Les producteurs et grossistes peinent à entrer dans Lyon pour livrer. Donc au lieu de quinze camions, il n’y en a qu’un qui rejoint notre entrepôt. C’est plus pertinent écologiquement et économiquement. Plusieurs tournées par semaine parcourent la Loire, le Rhône, la Drôme. Quand l’un de nos salariés livre, il récupère les produits des uns pour les amener aux autres. Le mardi, il décharge en Loire la marchandise de grossiste arrivée à Lyon, embarque en même temps les saucissons du coin, qu’il amènera deux jours plus tard en Savoie, où il prendra au passage les reblochons, qui finiront à Lyon.

Après plusieurs fermetures, les habitants du village d'Aouste-sur-Sye n’avaient plus d’autre option pour leurs courses que l’hypermarché à trois kilomètres. L'Épicerie Géniale s'est imposée. © Anne-Lore Mesnage

En quoi cette organisation permet aux ruraux de mieux manger plus facilement ?

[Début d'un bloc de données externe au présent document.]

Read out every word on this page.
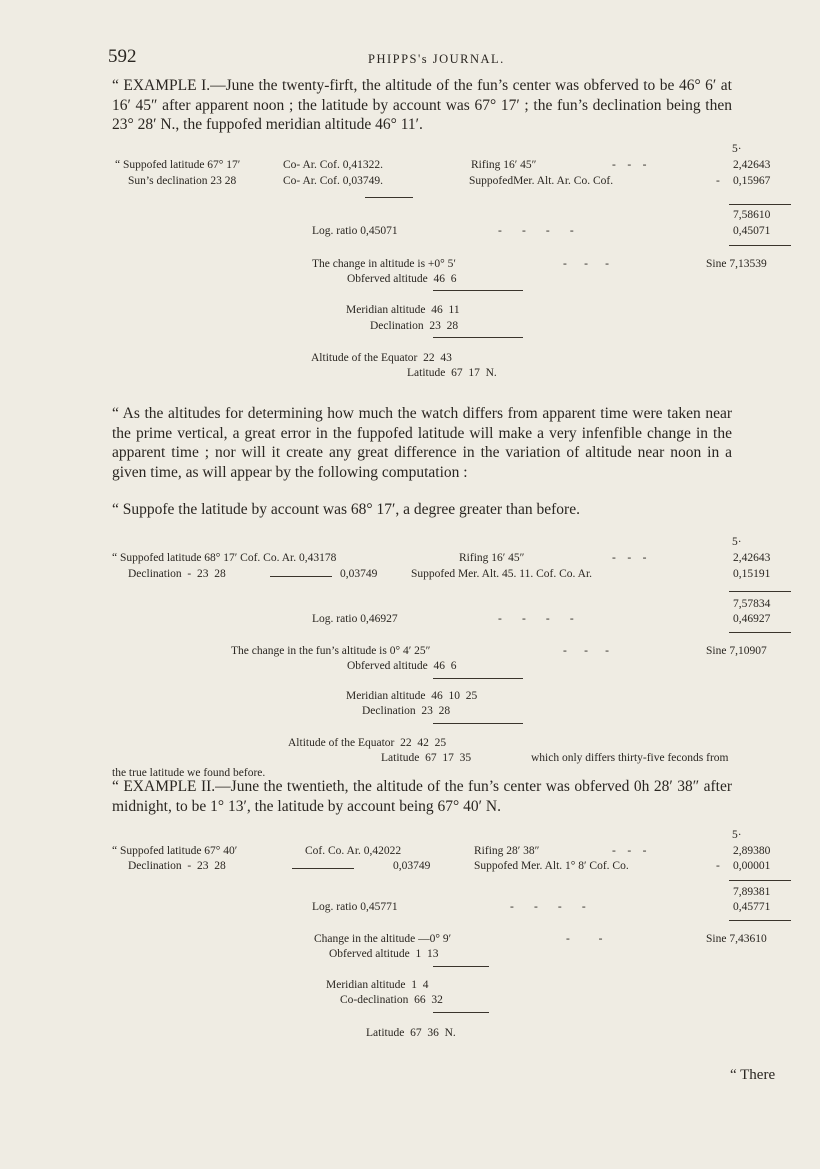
592	PHIPPS's JOURNAL.

“ EXAMPLE I.—June the twenty-firft, the altitude of the fun’s center was obferved to be 46° 6′ at 16′ 45″ after apparent noon ; the latitude by account was 67° 17′ ; the fun’s declination being then 23° 28′ N., the fuppofed meridian altitude 46° 11′.

5·
“ Suppofed latitude 67° 17′	Co- Ar. Cof. 0,41322.	Rifing 16′ 45″	-    -    -	2,42643
Sun’s declination 23 28	Co- Ar. Cof. 0,03749.	SuppofedMer. Alt. Ar. Co. Cof.	- 0,15967
7,58610
Log. ratio 0,45071	-       -       -       -	0,45071
The change in altitude is +0° 5′	-      -      -	Sine 7,13539
Obferved altitude  46  6
Meridian altitude  46  11
Declination  23  28
Altitude of the Equator  22  43
Latitude  67  17  N.

“ As the altitudes for determining how much the watch differs from apparent time were taken near the prime vertical, a great error in the fuppofed latitude will make a very infenfible change in the apparent time ; nor will it create any great difference in the variation of altitude near noon in a given time, as will appear by the following computation :

“ Suppofe the latitude by account was 68° 17′, a degree greater than before.

5·
“ Suppofed latitude 68° 17′ Cof. Co. Ar. 0,43178	Rifing 16′ 45″	-    -    -	2,42643
Declination  -  23  28	0,03749	Suppofed Mer. Alt. 45. 11. Cof. Co. Ar.	0,15191
7,57834
Log. ratio 0,46927	-       -       -       -	0,46927
The change in the fun’s altitude is 0° 4′ 25″	-      -      -	Sine 7,10907
Obferved altitude  46  6
Meridian altitude  46  10  25
Declination  23  28
Altitude of the Equator  22  42  25
Latitude  67  17  35	which only differs thirty-five feconds from
the true latitude we found before.

“ EXAMPLE II.—June the twentieth, the altitude of the fun’s center was obferved 0h 28′ 38″ after midnight, to be 1° 13′, the latitude by account being 67° 40′ N.

5·
“ Suppofed latitude 67° 40′	Cof. Co. Ar. 0,42022	Rifing 28′ 38″	-    -    -	2,89380
Declination  -  23  28	0,03749	Suppofed Mer. Alt. 1° 8′ Cof. Co.	- 0,00001
7,89381
Log. ratio 0,45771	-       -       -       -	0,45771
Change in the altitude —0° 9′	-          -	Sine 7,43610
Obferved altitude  1  13
Meridian altitude  1  4
Co-declination  66  32
Latitude  67  36  N.
“ There
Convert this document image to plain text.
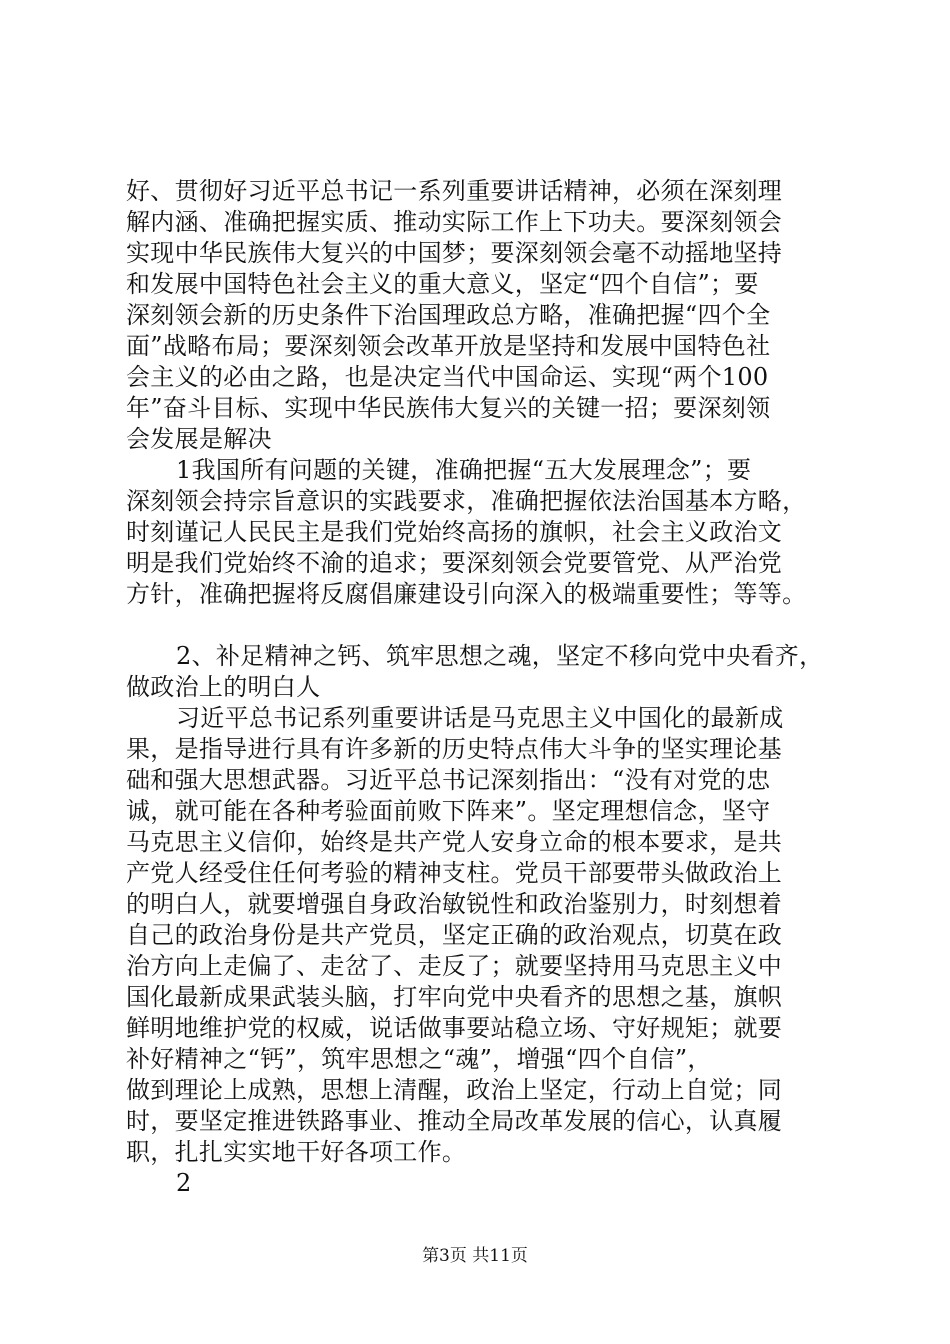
好、贯彻好习近平总书记一系列重要讲话精神，必须在深刻理
解内涵、准确把握实质、推动实际工作上下功夫。要深刻领会
实现中华民族伟大复兴的中国梦；要深刻领会毫不动摇地坚持
和发展中国特色社会主义的重大意义，坚定“四个自信”；要
深刻领会新的历史条件下治国理政总方略，准确把握“四个全
面”战略布局；要深刻领会改革开放是坚持和发展中国特色社
会主义的必由之路，也是决定当代中国命运、实现“两个100
年”奋斗目标、实现中华民族伟大复兴的关键一招；要深刻领
会发展是解决
1我国所有问题的关键，准确把握“五大发展理念”；要
深刻领会持宗旨意识的实践要求，准确把握依法治国基本方略，
时刻谨记人民民主是我们党始终高扬的旗帜，社会主义政治文
明是我们党始终不渝的追求；要深刻领会党要管党、从严治党
方针，准确把握将反腐倡廉建设引向深入的极端重要性；等等。
2、补足精神之钙、筑牢思想之魂，坚定不移向党中央看齐，
做政治上的明白人
习近平总书记系列重要讲话是马克思主义中国化的最新成
果，是指导进行具有许多新的历史特点伟大斗争的坚实理论基
础和强大思想武器。习近平总书记深刻指出：“没有对党的忠
诚，就可能在各种考验面前败下阵来”。坚定理想信念，坚守
马克思主义信仰，始终是共产党人安身立命的根本要求，是共
产党人经受住任何考验的精神支柱。党员干部要带头做政治上
的明白人，就要增强自身政治敏锐性和政治鉴别力，时刻想着
自己的政治身份是共产党员，坚定正确的政治观点，切莫在政
治方向上走偏了、走岔了、走反了；就要坚持用马克思主义中
国化最新成果武装头脑，打牢向党中央看齐的思想之基，旗帜
鲜明地维护党的权威，说话做事要站稳立场、守好规矩；就要
补好精神之“钙”，筑牢思想之“魂”，增强“四个自信”，
做到理论上成熟，思想上清醒，政治上坚定，行动上自觉；同
时，要坚定推进铁路事业、推动全局改革发展的信心，认真履
职，扎扎实实地干好各项工作。
2
第3页 共11页
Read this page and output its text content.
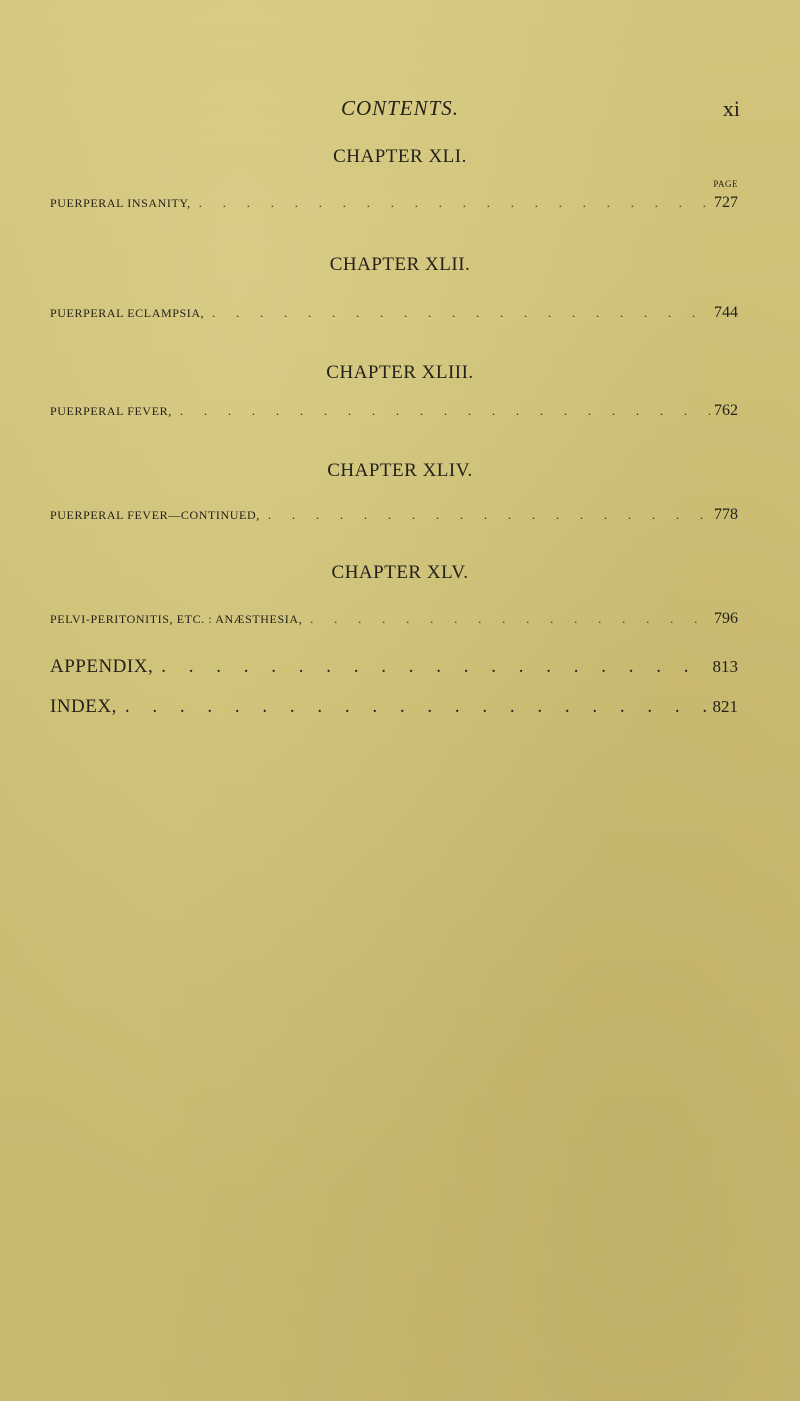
CONTENTS.	xi
CHAPTER XLI.
PAGE
PUERPERAL INSANITY, . . .	727
CHAPTER XLII.
PUERPERAL ECLAMPSIA, . . .	744
CHAPTER XLIII.
PUERPERAL FEVER, . . .	762
CHAPTER XLIV.
PUERPERAL FEVER—CONTINUED, . . .	778
CHAPTER XLV.
PELVI-PERITONITIS, ETC. : ANÆSTHESIA, . . .	796
APPENDIX, . . .	813
INDEX, . . .	821
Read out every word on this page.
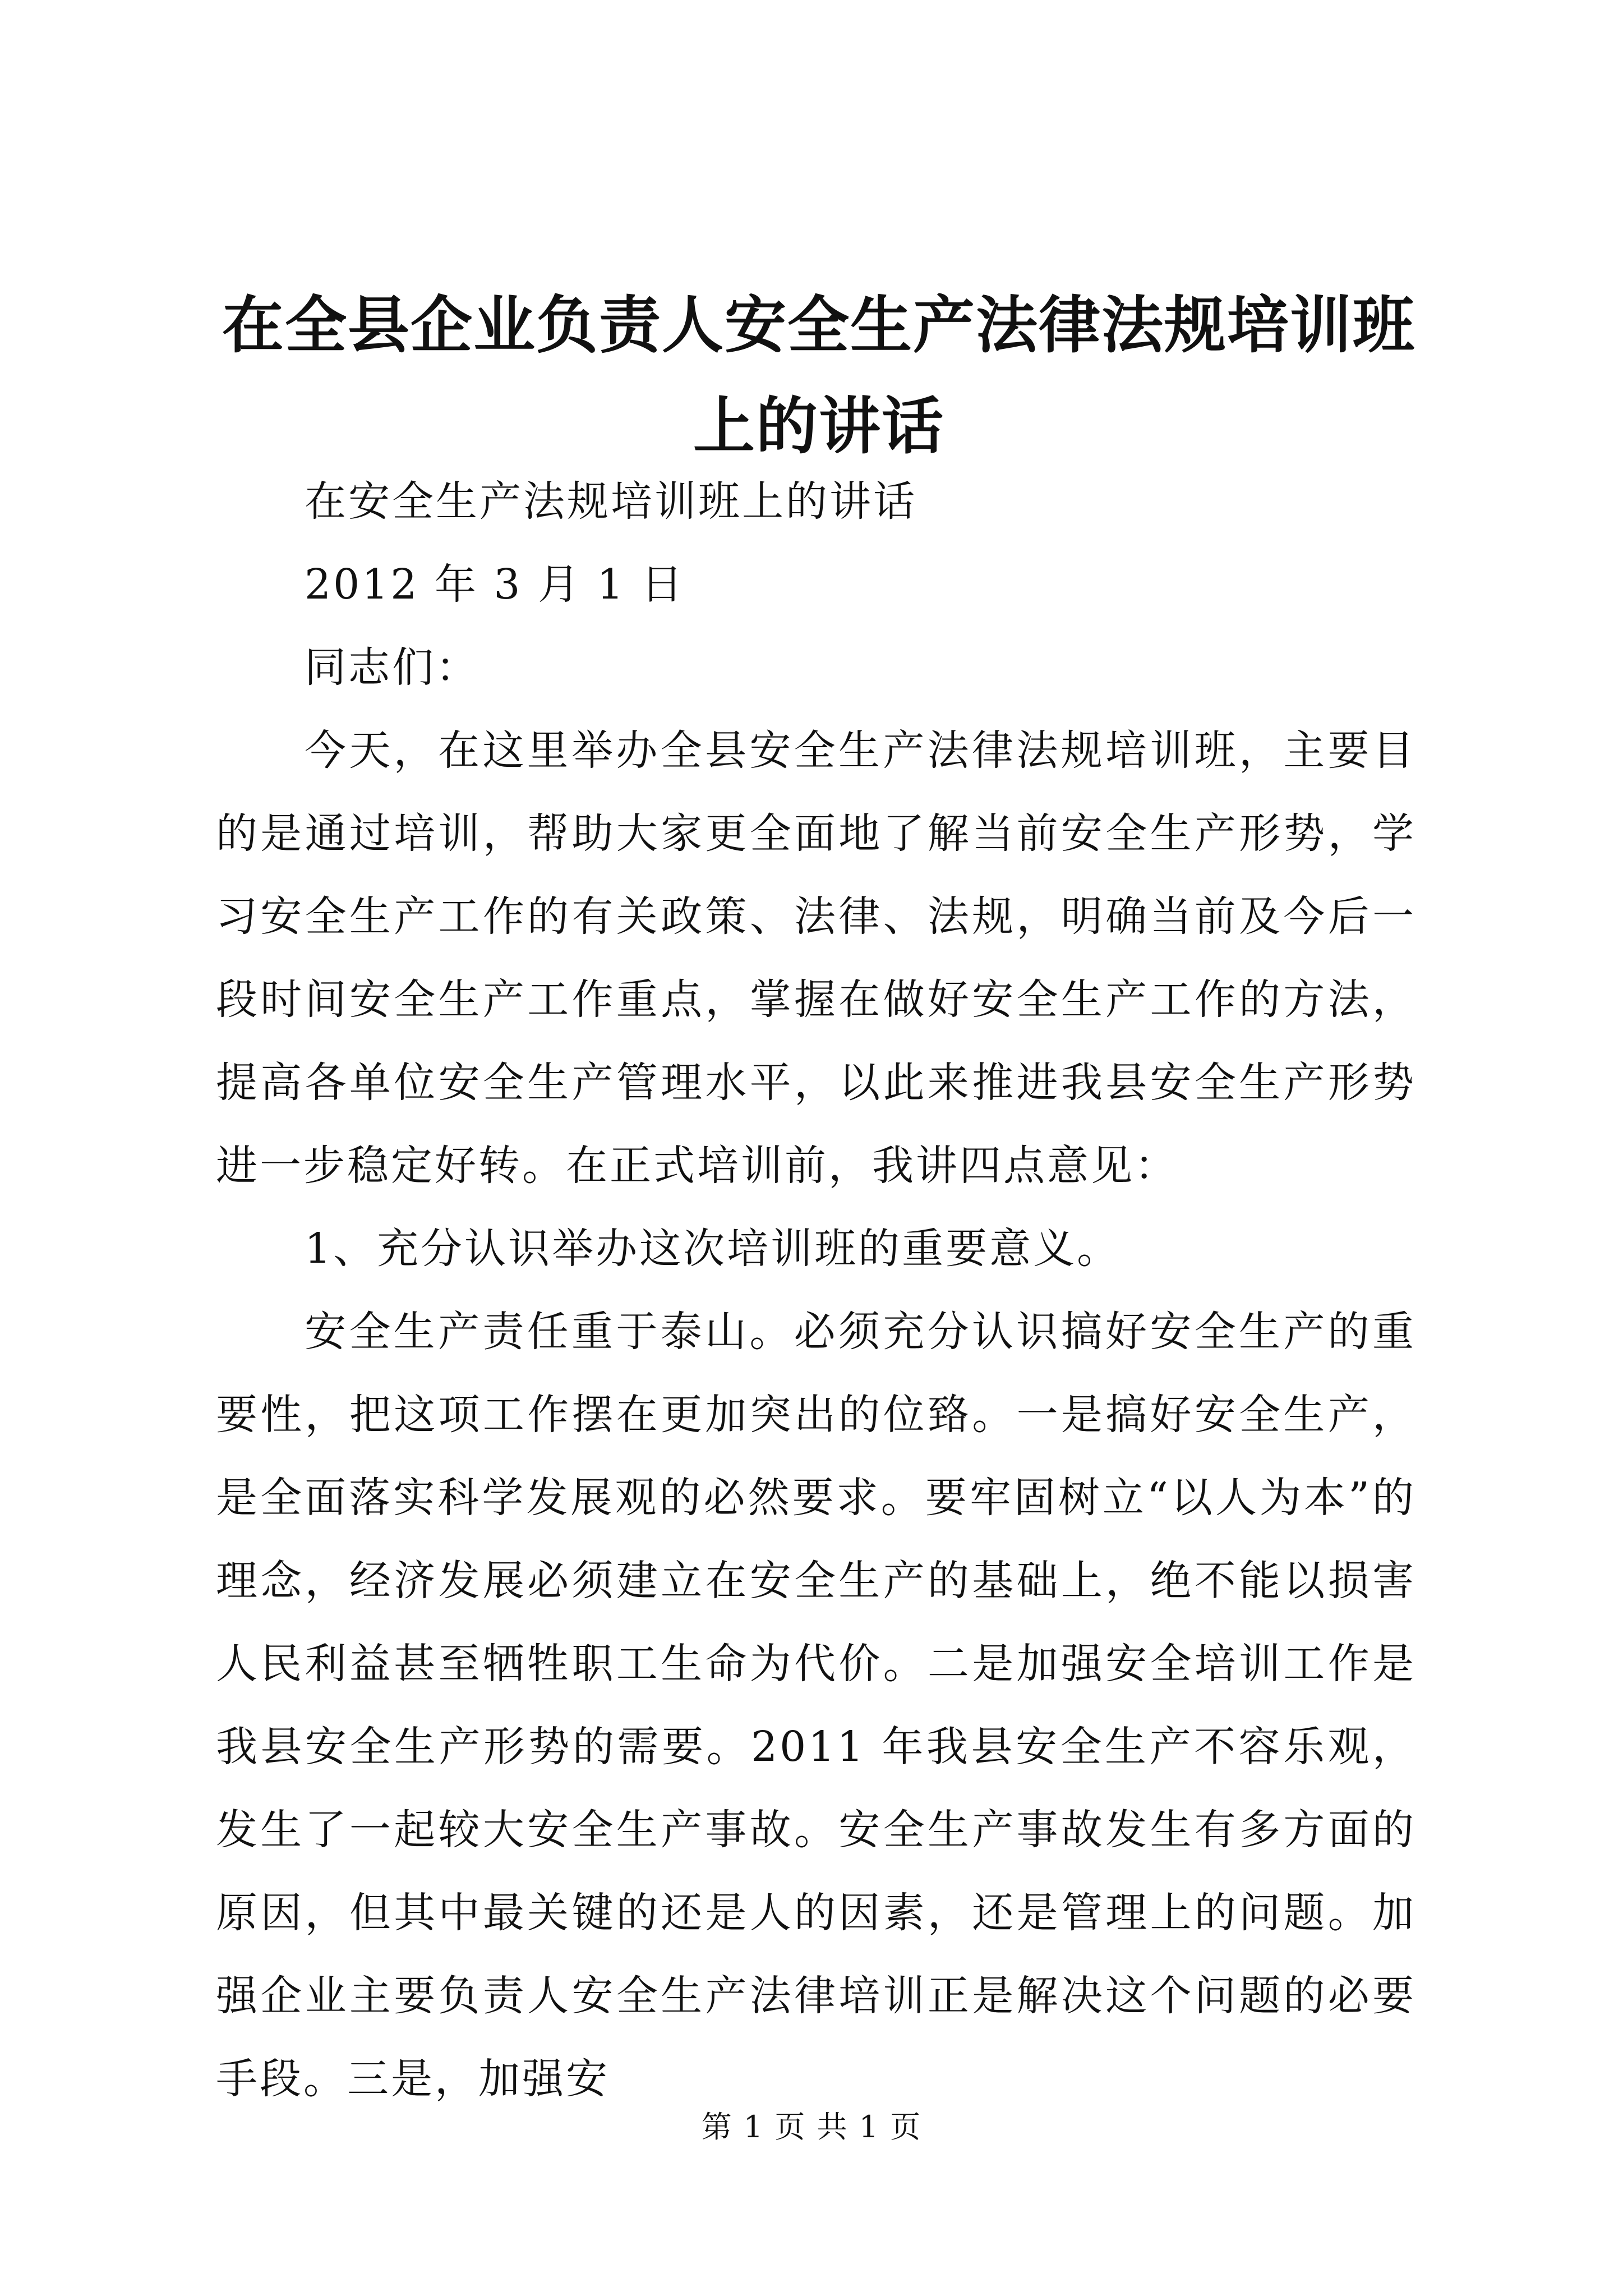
在全县企业负责人安全生产法律法规培训班上的讲话

在安全生产法规培训班上的讲话

2012 年 3 月 1 日

同志们：

今天，在这里举办全县安全生产法律法规培训班，主要目的是通过培训，帮助大家更全面地了解当前安全生产形势，学习安全生产工作的有关政策、法律、法规，明确当前及今后一段时间安全生产工作重点，掌握在做好安全生产工作的方法，提高各单位安全生产管理水平，以此来推进我县安全生产形势进一步稳定好转。在正式培训前，我讲四点意见：

1、充分认识举办这次培训班的重要意义。

安全生产责任重于泰山。必须充分认识搞好安全生产的重要性，把这项工作摆在更加突出的位臵。一是搞好安全生产，是全面落实科学发展观的必然要求。要牢固树立“以人为本”的理念，经济发展必须建立在安全生产的基础上，绝不能以损害人民利益甚至牺牲职工生命为代价。二是加强安全培训工作是我县安全生产形势的需要。2011 年我县安全生产不容乐观，发生了一起较大安全生产事故。安全生产事故发生有多方面的原因，但其中最关键的还是人的因素，还是管理上的问题。加强企业主要负责人安全生产法律培训正是解决这个问题的必要手段。三是，加强安

第 1 页 共 1 页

Parfois certaines épiceries sont tellement isolées que personne ne veut les livrer, même les grossistes. Nous, on le fait pour développer économiquement ces zones et y proposer une offre alimentaire de qualité qui ne réclame pas 25 kilomètres de route. Et si ça coûte plus cher, on fait porter ce poids par toutes les activités. Ce système de livraison profite aussi aux acteurs sur place, dont les connections ne sont pas toujours évidentes : les producteurs ne peuvent pas livrer eux-mêmes plusieurs épiceries pour de petites quantités, car ils n’ont pas le temps et que ce n’est pas rentable. Généralement, c’est plus facile pour eux de vendre toute la production d’un coup à un gros magasin, même si ce choix les fragilise en les rendant dépendants d’une seule voie de commercialisation.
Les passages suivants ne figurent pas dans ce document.